Im Gremium wurde eine Erweiterung der Kurzzeit-Parkzone angeregt. 2. Bürgermeisterin Karin Bayer (SPD) möchte gerne den Bereich „Schwarzes Kreuz“ und Metzgerei Wagner einbeziehen. Für das „Schwarze Kreuz“ werde man separate Parkplätze ausweisen, entgegnete Jakob. „Wir haben das Problem der Dauerparker, die den ganzen Tag in der Stadt rumstehen. Die müssen wir rausbekommen“, meinte Peter Goihl (CSU/FWG).

Auch sein Parteikollege Stefan Raab hält eine Ausweitung der südlichen Begrenzung für nicht erforderlich. 3. Bürgermeisterin Susanne Daum (MiM) prangerte ein teilweise unmögliches Parkverhalten an, sogar auf Fußwegen. Der Bürgermeister bestätigte das. Allerdings könne man manchen Falschparkern keinen Vorwurf machen, da momentan niemand wisse, wo er seinen Wagen abstellen dürfe. Mario Stingl (SPD) erkundigte sich nach dem Bereich Hauptstraße 47 bis 59. Dieser sei in der Baumaßnahme nicht enthalten, räumte Jakob ein. Man könne aber versuchen, dieses Projekt im Rahmen der Städtebauförderung noch anzugehen.

Karenzzeit für Falschparker

Insgesamt umfassen die Planungen 18 Langzeit- und rund 25 Kurzzeit-Parkplätze. Über die Kurzzeit-Parkzone, die nur während der Geschäftsöffnungszeiten gelten wird, soll unter anderem per Flyer informiert werden. Auf Wunsch des Gremiums wird ein neuer Termin des Bauausschusses mit dem Verkehrsexperten anberaumt. Dabei wird auch eine mögliche Ausweitung thematisiert sowie die Handhabung späterer Verkehrskontrollen. Überlegt wird, nach erfolgter Markierung eine Karenzzeit von drei Monaten ohne Bußgeld einzuräumen, in der man die Falschparker lediglich mit Zetteln an der Windschutzscheibe auf ihr Fehlverhalten aufmerksam macht.

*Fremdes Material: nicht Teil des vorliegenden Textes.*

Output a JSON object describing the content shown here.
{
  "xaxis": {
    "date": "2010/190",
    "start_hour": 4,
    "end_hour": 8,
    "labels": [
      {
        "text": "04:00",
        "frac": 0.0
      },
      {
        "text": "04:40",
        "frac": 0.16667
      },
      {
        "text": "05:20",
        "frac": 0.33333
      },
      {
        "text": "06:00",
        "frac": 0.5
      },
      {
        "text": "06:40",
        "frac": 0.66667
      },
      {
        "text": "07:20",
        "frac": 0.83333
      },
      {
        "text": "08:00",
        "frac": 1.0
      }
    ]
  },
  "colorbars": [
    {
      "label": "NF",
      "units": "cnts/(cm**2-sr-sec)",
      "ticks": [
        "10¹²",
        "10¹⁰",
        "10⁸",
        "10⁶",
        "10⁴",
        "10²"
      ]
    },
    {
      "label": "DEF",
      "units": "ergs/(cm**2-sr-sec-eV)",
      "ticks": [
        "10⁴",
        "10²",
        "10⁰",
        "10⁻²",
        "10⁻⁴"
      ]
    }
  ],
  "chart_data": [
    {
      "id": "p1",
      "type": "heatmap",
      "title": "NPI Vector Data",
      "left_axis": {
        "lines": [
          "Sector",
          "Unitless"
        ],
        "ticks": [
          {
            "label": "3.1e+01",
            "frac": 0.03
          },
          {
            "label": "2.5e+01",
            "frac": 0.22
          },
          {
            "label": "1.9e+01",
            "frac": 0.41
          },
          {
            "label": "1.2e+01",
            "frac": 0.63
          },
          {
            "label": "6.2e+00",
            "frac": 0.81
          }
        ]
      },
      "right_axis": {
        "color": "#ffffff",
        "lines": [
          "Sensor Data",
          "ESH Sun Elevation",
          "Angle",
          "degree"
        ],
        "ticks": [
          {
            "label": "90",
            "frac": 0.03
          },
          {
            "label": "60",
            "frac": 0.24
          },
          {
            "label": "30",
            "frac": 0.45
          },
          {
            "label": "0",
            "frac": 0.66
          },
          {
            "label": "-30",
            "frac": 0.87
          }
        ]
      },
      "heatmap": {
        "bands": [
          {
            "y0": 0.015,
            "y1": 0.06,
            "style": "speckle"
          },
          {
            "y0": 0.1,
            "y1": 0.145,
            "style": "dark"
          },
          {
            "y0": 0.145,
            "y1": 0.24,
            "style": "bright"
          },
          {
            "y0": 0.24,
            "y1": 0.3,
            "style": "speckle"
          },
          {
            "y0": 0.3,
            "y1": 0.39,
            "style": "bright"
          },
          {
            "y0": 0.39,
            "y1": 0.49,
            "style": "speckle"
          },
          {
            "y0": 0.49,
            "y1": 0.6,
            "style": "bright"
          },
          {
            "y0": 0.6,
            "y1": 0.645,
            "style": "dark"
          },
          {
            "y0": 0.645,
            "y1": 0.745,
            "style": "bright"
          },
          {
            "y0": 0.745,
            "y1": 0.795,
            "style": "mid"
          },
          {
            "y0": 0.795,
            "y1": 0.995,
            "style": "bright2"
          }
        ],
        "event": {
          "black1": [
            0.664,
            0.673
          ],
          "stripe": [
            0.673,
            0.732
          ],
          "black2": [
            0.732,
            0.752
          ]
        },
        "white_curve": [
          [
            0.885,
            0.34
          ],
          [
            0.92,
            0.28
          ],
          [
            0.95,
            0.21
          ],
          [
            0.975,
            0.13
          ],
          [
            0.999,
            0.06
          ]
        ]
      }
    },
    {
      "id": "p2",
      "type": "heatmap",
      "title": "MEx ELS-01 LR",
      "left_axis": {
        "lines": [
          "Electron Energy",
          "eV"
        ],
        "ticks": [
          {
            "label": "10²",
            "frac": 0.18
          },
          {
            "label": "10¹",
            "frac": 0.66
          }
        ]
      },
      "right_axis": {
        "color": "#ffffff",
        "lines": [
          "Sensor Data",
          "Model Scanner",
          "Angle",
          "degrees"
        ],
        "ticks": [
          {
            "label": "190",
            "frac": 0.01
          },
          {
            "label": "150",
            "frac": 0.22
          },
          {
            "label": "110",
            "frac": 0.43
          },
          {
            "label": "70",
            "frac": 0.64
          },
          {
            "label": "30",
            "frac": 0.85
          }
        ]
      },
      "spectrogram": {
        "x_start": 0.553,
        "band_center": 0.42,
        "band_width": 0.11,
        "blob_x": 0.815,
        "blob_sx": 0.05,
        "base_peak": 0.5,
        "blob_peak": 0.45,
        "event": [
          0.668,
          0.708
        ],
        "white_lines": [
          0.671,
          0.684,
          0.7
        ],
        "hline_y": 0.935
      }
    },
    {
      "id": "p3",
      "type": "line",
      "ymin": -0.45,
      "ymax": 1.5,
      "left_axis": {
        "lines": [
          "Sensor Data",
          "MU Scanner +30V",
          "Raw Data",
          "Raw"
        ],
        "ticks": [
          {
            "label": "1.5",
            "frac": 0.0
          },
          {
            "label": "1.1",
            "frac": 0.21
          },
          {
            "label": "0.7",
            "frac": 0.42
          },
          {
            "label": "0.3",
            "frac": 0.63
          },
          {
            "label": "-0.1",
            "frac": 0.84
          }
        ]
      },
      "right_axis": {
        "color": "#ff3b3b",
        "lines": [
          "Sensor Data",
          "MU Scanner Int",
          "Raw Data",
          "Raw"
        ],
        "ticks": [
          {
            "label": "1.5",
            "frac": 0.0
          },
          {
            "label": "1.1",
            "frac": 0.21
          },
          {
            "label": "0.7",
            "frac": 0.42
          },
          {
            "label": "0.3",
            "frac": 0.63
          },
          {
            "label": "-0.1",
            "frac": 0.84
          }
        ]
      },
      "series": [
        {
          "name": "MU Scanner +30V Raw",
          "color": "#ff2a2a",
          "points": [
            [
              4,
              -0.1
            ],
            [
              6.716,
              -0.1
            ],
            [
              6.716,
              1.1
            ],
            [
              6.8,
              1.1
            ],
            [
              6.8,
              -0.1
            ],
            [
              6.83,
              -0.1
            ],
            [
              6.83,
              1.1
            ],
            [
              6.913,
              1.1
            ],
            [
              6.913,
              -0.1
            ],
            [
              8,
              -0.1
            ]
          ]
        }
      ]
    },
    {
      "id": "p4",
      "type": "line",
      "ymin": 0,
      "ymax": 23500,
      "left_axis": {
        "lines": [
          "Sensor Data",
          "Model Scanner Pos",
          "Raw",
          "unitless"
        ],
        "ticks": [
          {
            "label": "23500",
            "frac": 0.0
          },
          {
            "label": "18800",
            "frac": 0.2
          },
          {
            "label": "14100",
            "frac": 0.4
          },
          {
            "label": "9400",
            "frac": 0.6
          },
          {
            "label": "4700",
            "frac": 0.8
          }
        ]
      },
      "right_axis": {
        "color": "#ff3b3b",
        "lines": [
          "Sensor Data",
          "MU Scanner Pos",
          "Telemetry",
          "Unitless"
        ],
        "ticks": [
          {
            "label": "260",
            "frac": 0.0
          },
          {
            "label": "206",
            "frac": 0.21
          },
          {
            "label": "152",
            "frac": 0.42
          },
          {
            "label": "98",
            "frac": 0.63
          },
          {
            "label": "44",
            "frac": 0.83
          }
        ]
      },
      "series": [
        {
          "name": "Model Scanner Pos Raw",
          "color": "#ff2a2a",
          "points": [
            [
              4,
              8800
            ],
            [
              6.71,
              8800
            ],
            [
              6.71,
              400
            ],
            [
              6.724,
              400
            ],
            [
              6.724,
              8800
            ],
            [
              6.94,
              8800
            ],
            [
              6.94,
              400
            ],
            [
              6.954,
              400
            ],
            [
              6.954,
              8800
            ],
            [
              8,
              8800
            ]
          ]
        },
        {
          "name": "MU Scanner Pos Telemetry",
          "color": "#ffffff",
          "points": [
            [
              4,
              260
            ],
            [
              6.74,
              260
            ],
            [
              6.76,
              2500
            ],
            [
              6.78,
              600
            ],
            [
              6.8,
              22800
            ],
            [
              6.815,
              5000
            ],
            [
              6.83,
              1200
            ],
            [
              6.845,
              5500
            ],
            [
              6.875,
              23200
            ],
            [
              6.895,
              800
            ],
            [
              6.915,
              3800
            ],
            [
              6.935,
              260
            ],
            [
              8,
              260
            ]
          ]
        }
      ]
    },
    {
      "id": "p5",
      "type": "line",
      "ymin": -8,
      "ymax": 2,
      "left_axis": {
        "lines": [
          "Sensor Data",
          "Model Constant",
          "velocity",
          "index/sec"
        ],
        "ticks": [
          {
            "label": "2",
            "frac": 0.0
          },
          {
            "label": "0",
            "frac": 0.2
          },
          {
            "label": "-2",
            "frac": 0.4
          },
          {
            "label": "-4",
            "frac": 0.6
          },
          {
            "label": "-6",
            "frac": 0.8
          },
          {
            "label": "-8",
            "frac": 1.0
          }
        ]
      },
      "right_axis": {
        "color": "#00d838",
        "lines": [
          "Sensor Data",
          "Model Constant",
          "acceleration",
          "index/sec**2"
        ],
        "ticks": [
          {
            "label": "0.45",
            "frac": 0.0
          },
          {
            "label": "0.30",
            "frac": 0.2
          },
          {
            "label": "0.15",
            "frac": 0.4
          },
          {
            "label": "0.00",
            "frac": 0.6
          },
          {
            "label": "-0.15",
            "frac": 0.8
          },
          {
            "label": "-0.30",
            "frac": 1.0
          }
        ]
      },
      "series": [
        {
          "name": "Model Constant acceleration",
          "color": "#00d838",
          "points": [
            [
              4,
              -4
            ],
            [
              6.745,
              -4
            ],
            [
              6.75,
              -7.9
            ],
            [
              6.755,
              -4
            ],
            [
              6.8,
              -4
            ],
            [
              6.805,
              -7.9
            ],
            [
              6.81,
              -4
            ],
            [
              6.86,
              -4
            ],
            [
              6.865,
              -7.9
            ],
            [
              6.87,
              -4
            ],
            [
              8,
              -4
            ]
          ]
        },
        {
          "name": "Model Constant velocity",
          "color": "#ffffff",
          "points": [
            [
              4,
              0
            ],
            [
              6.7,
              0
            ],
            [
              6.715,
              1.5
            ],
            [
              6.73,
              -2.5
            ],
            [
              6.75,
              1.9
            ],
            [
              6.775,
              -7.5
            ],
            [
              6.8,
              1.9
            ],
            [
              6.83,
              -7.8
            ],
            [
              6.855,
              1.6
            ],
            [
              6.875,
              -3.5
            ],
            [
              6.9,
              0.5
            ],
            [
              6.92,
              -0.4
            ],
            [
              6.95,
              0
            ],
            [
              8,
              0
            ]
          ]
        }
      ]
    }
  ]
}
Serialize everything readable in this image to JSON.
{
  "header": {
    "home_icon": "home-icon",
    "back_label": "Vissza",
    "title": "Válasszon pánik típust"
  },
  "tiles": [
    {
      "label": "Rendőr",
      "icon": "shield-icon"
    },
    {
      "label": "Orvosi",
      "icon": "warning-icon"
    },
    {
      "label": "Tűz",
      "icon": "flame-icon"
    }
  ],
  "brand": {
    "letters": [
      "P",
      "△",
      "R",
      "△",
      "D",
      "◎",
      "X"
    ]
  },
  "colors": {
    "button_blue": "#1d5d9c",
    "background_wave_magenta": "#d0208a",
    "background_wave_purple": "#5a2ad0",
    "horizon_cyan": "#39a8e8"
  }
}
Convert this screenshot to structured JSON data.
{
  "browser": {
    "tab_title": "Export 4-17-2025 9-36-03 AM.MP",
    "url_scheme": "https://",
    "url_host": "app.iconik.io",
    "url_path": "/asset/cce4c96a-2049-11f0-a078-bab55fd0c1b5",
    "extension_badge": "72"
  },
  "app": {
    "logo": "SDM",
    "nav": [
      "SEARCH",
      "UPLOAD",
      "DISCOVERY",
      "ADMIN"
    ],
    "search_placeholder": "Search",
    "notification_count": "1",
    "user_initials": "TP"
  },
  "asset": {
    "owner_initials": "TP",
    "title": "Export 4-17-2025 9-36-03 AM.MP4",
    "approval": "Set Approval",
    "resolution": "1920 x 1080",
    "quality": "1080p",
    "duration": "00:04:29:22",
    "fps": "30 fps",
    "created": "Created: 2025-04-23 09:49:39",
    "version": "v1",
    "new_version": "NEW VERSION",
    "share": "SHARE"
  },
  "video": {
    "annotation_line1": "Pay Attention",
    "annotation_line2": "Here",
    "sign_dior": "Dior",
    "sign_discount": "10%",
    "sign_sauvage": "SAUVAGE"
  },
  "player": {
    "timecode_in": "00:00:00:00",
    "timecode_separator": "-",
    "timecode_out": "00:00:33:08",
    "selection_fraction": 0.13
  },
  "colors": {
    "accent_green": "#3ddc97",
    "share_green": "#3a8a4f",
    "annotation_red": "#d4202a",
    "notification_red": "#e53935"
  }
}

Aus der nichtöffentlichen Sitzung im Januar gab der Bürgermeister mehrere Beschlüsse bekannt. Die Stadt kaufte den ehemaligen Schleckermarkt für 30 000 Euro. Darüber hinaus erwarb sie ein 540 Quadratmeter großes Grundstück für 540 Euro sowie zwei Areale für rund 2000 Euro.

Die Firma Bayernwerk erhält den Auftrag für die Umrüstung der Straßenbeleuchtung in Rappoltengrün auf LED für 1660,05 Euro. Der Betrag soll sich in rund vier Jahren amortisieren. Die Firma Riwa aus Amberg erhält gemäß Angebotspreis von 7974,19 Euro den Auftrag zur Vermessung und Digitalsierung der Kanaldaten in Haßlach und Rappoltengrün. Die Stadt beteiligt sich weiterhin am Projekt „Bärwurzwiesen und -weiden im Naturpark Frankenwald“. Die Kosten dafür belaufen sich auf 1400 Euro jährlich.

Bei der Vorbereitung zum Bau der Gemeindeverbindungsstraße nach Wickendorf musste die Straße am vergangenen Donnerstag und Freitag kurzfristig gesperrt werden. Der Baubeginn der Firma Strabag ist für den 15. März vorgesehen. Eine Vollsperrung wird erforderlich. Für den Busverkehr steht die Stadt mit der Mobilitätszentrale in Kontakt, die eine Ersatzroute ausgeben wird.

Abschließend teilte der Bürgermeister mit, dass sich die Stadt beim bayerischen Landeswettbewerb 2021 „Modellhafte Stadt- und Ortssanierung“ unter dem Titel „Gemeinsame Orte gestalten“ beworben hat.